THE WEIRD CONCEPT OF BRANCHLESS PROGRAMMING

home blogs about

THE WEIRD CONCEPT OF 'BRANCHLESS PROGRAMMING'

2025-07-08 01:37 • 19+ min read • #c #branchless

DISCLAIMERS

If you came for readable code, sorry, branchless programming is basically code golf with caffeine.
Code examples are going to be ran in C code.
Drastic measures (e.g. -O3 -ffast-math -march=native -fomit-this-entire-function) were taken.

0×00 FUNKY INTRODUCTION

Modern CPUs are predictive creatures. They guess what you're about to do, like a nosy algorithm trying to sell you sneakers after you Googled "foot pain." Branch predictors make CPUs fast by speculating on branches... until they guess wrong and everything grinds to a halt for 15,20 cycles.

Branchless programming is how we get around this: we rewrite our code to not branch at all. Instead of jumping to conclusions, we manipulate bits like 1980s assembly gremlins.

WHAT IS A BRANCH

What is a branch first of all?In a program, you may observe parts like this:

if (condition), then
    ...
elif (condition), then
    ...
else
    ...
fi

This block of instructions is a collection of three branches. Each if, elif, and else represents a possible execution path the CPU can take depending on the evaluation of the conditions. At runtime, only one of these paths is taken, and the others are skipped. This choice , this deviation in the control flow , is what we call a branch.
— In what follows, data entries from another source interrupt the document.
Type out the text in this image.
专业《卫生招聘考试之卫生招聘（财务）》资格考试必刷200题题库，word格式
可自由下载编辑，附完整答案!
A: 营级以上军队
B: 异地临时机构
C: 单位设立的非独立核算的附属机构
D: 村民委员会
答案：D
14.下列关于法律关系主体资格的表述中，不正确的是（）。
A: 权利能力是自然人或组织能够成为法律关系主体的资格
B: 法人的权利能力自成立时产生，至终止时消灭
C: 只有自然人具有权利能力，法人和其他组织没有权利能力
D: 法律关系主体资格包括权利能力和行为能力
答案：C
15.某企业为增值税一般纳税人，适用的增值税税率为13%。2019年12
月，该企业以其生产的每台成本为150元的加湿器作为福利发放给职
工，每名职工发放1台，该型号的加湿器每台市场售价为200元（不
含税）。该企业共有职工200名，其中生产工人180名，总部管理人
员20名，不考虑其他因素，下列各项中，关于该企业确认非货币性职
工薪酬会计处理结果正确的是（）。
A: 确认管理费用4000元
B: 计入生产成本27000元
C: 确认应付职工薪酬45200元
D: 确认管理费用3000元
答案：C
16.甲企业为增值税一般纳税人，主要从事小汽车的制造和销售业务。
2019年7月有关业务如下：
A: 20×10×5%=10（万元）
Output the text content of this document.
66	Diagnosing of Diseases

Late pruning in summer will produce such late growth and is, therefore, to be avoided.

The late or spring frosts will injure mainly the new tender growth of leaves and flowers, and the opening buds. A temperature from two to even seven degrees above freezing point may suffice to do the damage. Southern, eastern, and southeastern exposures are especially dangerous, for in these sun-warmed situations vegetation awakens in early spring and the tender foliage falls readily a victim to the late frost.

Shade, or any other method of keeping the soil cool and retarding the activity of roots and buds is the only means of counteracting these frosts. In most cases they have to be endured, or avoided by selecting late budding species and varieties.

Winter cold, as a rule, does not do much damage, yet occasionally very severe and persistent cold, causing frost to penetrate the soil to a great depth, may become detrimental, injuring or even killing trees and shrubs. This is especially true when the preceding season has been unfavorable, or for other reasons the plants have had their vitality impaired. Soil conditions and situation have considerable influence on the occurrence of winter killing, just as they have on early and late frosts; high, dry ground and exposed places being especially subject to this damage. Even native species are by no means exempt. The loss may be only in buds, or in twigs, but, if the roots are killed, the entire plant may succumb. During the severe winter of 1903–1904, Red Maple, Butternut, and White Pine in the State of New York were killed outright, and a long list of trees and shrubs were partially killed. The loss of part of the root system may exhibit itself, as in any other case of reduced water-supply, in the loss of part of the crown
In terms of machine code, a branch is often implemented as a jump (jmp, je, jne, etc.). These are instructions that tell the CPU: “if this condition holds, skip to label X; otherwise, keep going.” That jump disrupts the nice linear stream of instruction execution, forcing the CPU to guess where you’re going next.

Here’s a simple ASCII representation of how this decision tree looks:

          [Condition A]
              |
        +-----+------+
       Yes          No
       |             |
[Block A]     [Condition B]
                  |
            +-----+------+
           Yes          No
           |             |
      [Block B]      [Block C]

From a CPU perspective, each conditional check and potential jump is a “fork in the road.” If your code has a predictable pattern (e.g., always taking the same branch), the CPU can guess well and maintain performance. But if it's unpredictable, say, random data or user input, then the CPU may guess wrong, flush its pipeline, and pay a heavy penalty.

This is why branches can be so dangerous in tight loops or performance-critical code: even one mispredicted branch can cost dozens of cycles, ruining your cache-fueled dreams.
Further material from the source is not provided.